Der Zusammenhang zwischen Homeoffice-Möglichkeiten und gut bezahlten Jobs zeigt sich auch daran, dass die 26% der Erwerbstätigen mit guten Homeoffice-Möglichkeiten 34% der gesamten Lohnsumme verdienen, während die 58% der Beschäftigten ohne Homeoffice-Möglichkeiten nur 49% der gesamten Einkommen erzielen.
Welche Effekte das Experiment «Homeoffice» langfristige auf unsere Arbeitswelt hat, wird sich zeigen. Vermutlich verlagert sich mit der schrittweisen Lockerung der Massnahmen auch die Arbeit langsam wieder in die Büros – jedenfalls für Beschäftigte, bei denen das Homeoffice mit grösseren Produktivitätseinbussen verbunden ist.
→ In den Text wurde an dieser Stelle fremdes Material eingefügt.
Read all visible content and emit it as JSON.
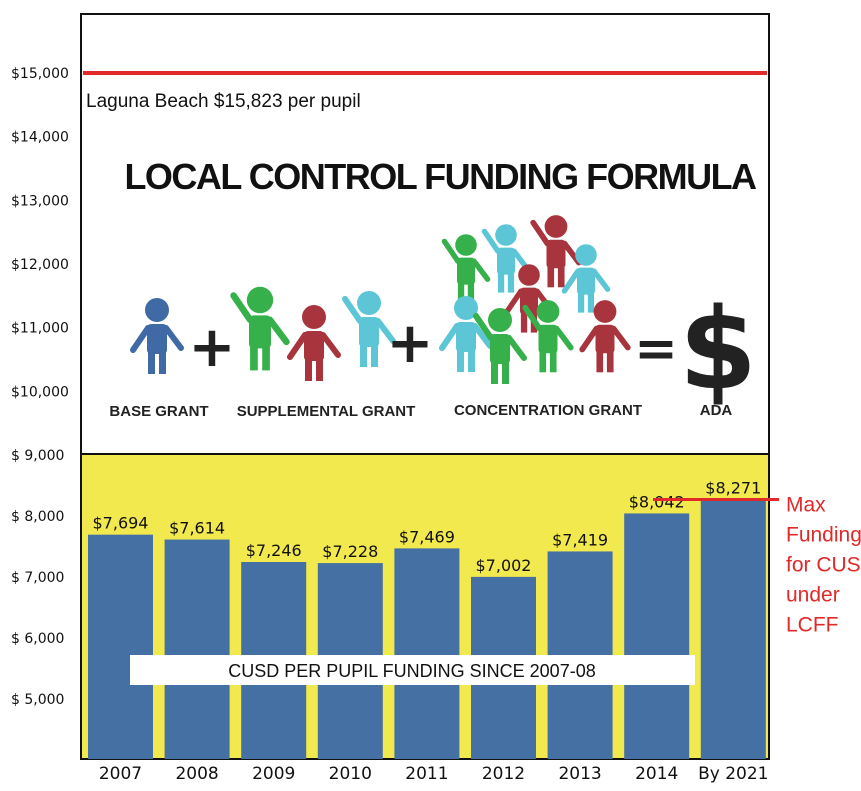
{
  "chart_data": {
    "type": "bar",
    "subtitle": "CUSD PER PUPIL FUNDING SINCE 2007-08",
    "categories": [
      "2007",
      "2008",
      "2009",
      "2010",
      "2011",
      "2012",
      "2013",
      "2014",
      "By 2021"
    ],
    "values": [
      7694,
      7614,
      7246,
      7228,
      7469,
      7002,
      7419,
      8042,
      8271
    ],
    "value_labels": [
      "$7,694",
      "$7,614",
      "$7,246",
      "$7,228",
      "$7,469",
      "$7,002",
      "$7,419",
      "$8,042",
      "$8,271"
    ],
    "y_ticks": [
      {
        "value": 5000,
        "label": "$  5,000"
      },
      {
        "value": 6000,
        "label": "$  6,000"
      },
      {
        "value": 7000,
        "label": "$  7,000"
      },
      {
        "value": 8000,
        "label": "$  8,000"
      },
      {
        "value": 9000,
        "label": "$   9,000"
      },
      {
        "value": 10000,
        "label": "$10,000"
      },
      {
        "value": 11000,
        "label": "$11,000"
      },
      {
        "value": 12000,
        "label": "$12,000"
      },
      {
        "value": 13000,
        "label": "$13,000"
      },
      {
        "value": 14000,
        "label": "$14,000"
      },
      {
        "value": 15000,
        "label": "$15,000"
      }
    ],
    "reference_line": {
      "value": 15000,
      "label": "Laguna Beach $15,823 per pupil"
    },
    "max_line": {
      "value": 8271,
      "label_lines": [
        "Max",
        "Funding",
        "for CUSD",
        "under",
        "LCFF"
      ]
    },
    "colors": {
      "bar": "#4570a4",
      "background_band": "#f2e94e",
      "reference": "#e02a2a"
    }
  },
  "formula": {
    "title": "LOCAL CONTROL FUNDING FORMULA",
    "labels": {
      "base": "BASE GRANT",
      "supplemental": "SUPPLEMENTAL GRANT",
      "concentration": "CONCENTRATION GRANT",
      "ada": "ADA"
    },
    "plus_1": "+",
    "plus_2": "+",
    "equals": "=",
    "dollar": "$",
    "colors": {
      "blue": "#3f6aa5",
      "green": "#35b04a",
      "red": "#a8343e",
      "teal": "#5cc6d6"
    }
  }
}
Es ist jedoch davon auszugehen, dass der Trend zu mehr Homeoffice durch die jetzige Situation gestärkt wird, da bei einigen Arbeitgebern Vorurteile abgebaut werden und manche Arbeitnehmenden die Vorteile des Arbeitens in den eigenen vier Wänden ungern wieder aufgeben werden.
Möglicherweise setzt sich in Zukunft eine Mischung aus Homeoffice und Büroalltag durch. Denn das Arbeiten von zuhause bringt auch Nachteile mit sich. Darauf deutet ein Experiment aus China hin: Nachdem ein Teil der Belegschaft eines Callcenters nach neun Monaten freiwilligem Homeoffice wählen durfte, ob er weiterhin in den eigenen vier Wänden oder wieder im Büro arbeiten wolle, entschied sich rund die Hälfte letzteres. Als Hauptgrund gaben viele an, dass sie sich im Homeoffice einsam fühlten. Der persönliche Austausch mit Arbeitskollegen kann wohl doch nicht so einfach ersetzt werden.
Methodisches Vorgehen
Für die Beurteilung der Homeoffice-Möglichkeit der Erwerbstätigen orientieren wir uns an einer Analyse von Dingel und Neiman (2020). Anhand eines US-Datensatzes mit Informationen über das Arbeitsumfeld und die Arbeitsabläufe wird für einzelne Berufe beurteilt, ob die Möglichkeit besteht von zu Hause zu arbeiten oder nicht. Sagt beispielsweise die Mehrheit der Erwerbstätigen eines bestimmten Berufs, dass sie täglich draussen arbeiten oder der Einsatz von Maschinen oder Fahrzeugen ein wichtiger Bestandteil der Arbeit ist, gilt dieser Beruf als nicht Homeoffice-tauglich. Diese Kategorisierung haben wir für die Sake-Daten 2017 übernommen und die unterschiedlichen Berufsgruppen gemäss ihren Möglichkeiten im Homeoffice zu arbeiten in drei Kategorien gegliedert (Homeoffice kaum möglich (<0.2), teilweise möglich (0.2 - 0-8), gut möglich (>0.8)).